Kandidaten formieren sich
Wie viele Kandidaten sich um Merkels Nachfolge an der Parteispitze bewerben, ist offen. Bisher haben CDU-Generalsekretärin Annegret Kramp-Karrenbauer und Gesundheitsminister Jens Spahn ihren Hut in den Ring geworfen. Nordrhein-Westfalens Ministerpräsident und CDU-Landeschef Armin Laschet hält sich die Entscheidung noch offen.
EU-Haushaltskommissar Günther Oettinger erwartet von der CDU, dass sie Merkel nach deren Rückzug vom Parteivorsitz auf europäischer Ebene den Rücken freihält. "Wir brauchen jetzt eine Kanzlerin, die den Rücken freihat, gerade für die großen europäischen Aufgaben", sagte der CDU-Politiker der "Neuen Osnabrücker Zeitung" vom Dienstag.
EU-Kommissionspräsident Jean-Claude Juncker sieht Merkel auch nach deren angekündigtem Rückzug als CDU-Vorsitzende einen Hauptgesprächspartner. "Sie und Deutschland bleiben einflussreiche Akteure des europäischen Projekts und darüber hinaus", sagt eine Sprecherin der EU-Kommission. Für Juncker ändere sich also nichts. Er habe am Montagabend mit Merkel gesprochen. Die beiden arbeiteten seit Jahrzehnten eng zusammen.
Gauland sieht in Spahn Konkurrenz
Der deutsche AfD-Chef Alexander Gauland sieht in einem möglichen CDU-Vorsitzenden Jens Spahn eine härtere Konkurrenz für seine Partei. "Wir müssen aufpassen, dass die Position von Jens Spahn uns keine Wähler abspenstig macht", sagte Gauland am Dienstag dem Sender n-tv.
Der deutsche Gesundheitsminister vertritt in vielen Bereichen dezidiert konservative Positionen in der CDU und will nach eigenen Worten "die AfD überflüssig machen".
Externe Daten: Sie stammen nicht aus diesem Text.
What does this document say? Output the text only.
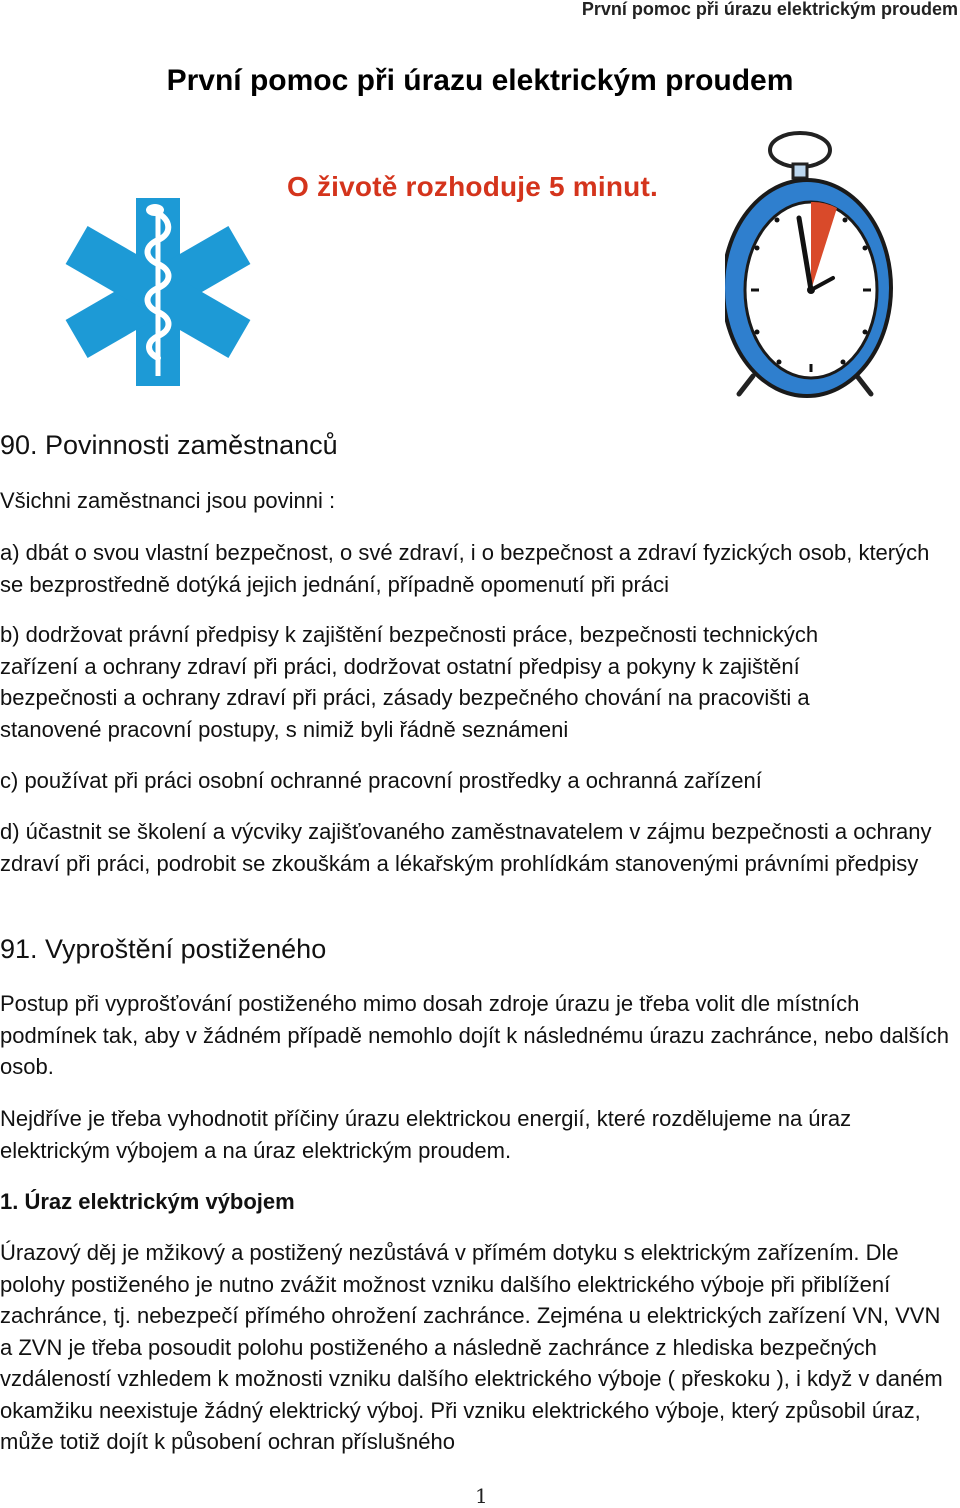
První pomoc při úrazu elektrickým proudem
První pomoc při úrazu elektrickým proudem
O životě rozhoduje 5 minut.
90. Povinnosti zaměstnanců

Všichni zaměstnanci jsou povinni :

a) dbát o svou vlastní bezpečnost, o své zdraví, i o bezpečnost a zdraví fyzických osob, kterých se bezprostředně dotýká jejich jednání, případně opomenutí při práci

b) dodržovat právní předpisy k zajištění bezpečnosti práce, bezpečnosti technických zařízení a ochrany zdraví při práci, dodržovat ostatní předpisy a pokyny k zajištění bezpečnosti a ochrany zdraví při práci, zásady bezpečného chování na pracovišti a stanovené pracovní postupy, s nimiž byli řádně seznámeni

c) používat při práci osobní ochranné pracovní prostředky a ochranná zařízení

d) účastnit se školení a výcviky zajišťovaného zaměstnavatelem v zájmu bezpečnosti a ochrany zdraví při práci, podrobit se zkouškám a lékařským prohlídkám stanovenými právními předpisy

91. Vyproštění postiženého

Postup při vyprošťování postiženého mimo dosah zdroje úrazu je třeba volit dle místních podmínek tak, aby v žádném případě nemohlo dojít k následnému úrazu zachránce, nebo dalších osob.

Nejdříve je třeba vyhodnotit příčiny úrazu elektrickou energií, které rozdělujeme na úraz elektrickým výbojem a na úraz elektrickým proudem.

1. Úraz elektrickým výbojem

Úrazový děj je mžikový a postižený nezůstává v přímém dotyku s elektrickým zařízením. Dle polohy postiženého je nutno zvážit možnost vzniku dalšího elektrického výboje při přiblížení zachránce, tj. nebezpečí přímého ohrožení zachránce. Zejména u elektrických zařízení VN, VVN a ZVN je třeba posoudit polohu postiženého a následně zachránce z hlediska bezpečných vzdáleností vzhledem k možnosti vzniku dalšího elektrického výboje ( přeskoku ), i když v daném okamžiku neexistuje žádný elektrický výboj. Při vzniku elektrického výboje, který způsobil úraz, může totiž dojít k působení ochran příslušného

1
Gauland sagte, er sehe die Personalie Spahn "sehr ambivalent". Die AfD wolle ja auch "langfristig mal Verantwortung übernehmen". Das gehe "nur mit einer gewendeten CDU", die viel mehr Positionen von Spahn habe. Wenn der Kurs der scheidenden CDU-Vorsitzenden Angela Merkel fortgesetzt werde, etwa von der bisherigen Generalsekretärin Annegret Kramp-Karrenbauer, "dann ist da für uns kein Raum in irgendeiner Weise".
Keine Änderungen bei SPD
Bei der SPD gibt es vorerst keine personellen Konsequenzen, Parteichefin Nahles ist erst sechs Monate im Amt. Doch nach den riesigen Verlusten in Bayern wie Hessen will Nahles das Profil schärfen. Generalsekretär Lars Klingbeil forderte nun zum Beispiel eine Maschinensteuer und eine bedingungslose Grundsicherung für Kinder. "Ich will, dass die riesigen Unternehmensgewinne, die durch Automatisierung und Roboterisierung entstehen werden, der Gesellschaft zugutekommen", schreibt er in einem Gastbeitrag für das Nachrichtenportal t-online.de. Das könne zum Beispiel durch eine Besteuerung von Wertschöpfung durch Maschinen geschehen.
Merkel hatte am Montag nach den schweren Verlusten ihrer Partei bei der Landtagswahl in Hessen angekündigt, beim CDU-Parteitag im Dezember nach 18 Jahren an der Spitze nicht mehr für den Parteivorsitz zu kandidieren. Kanzlerin will sie aber bis 2021 bleiben - sofern die Große Koalition bis dahin hält.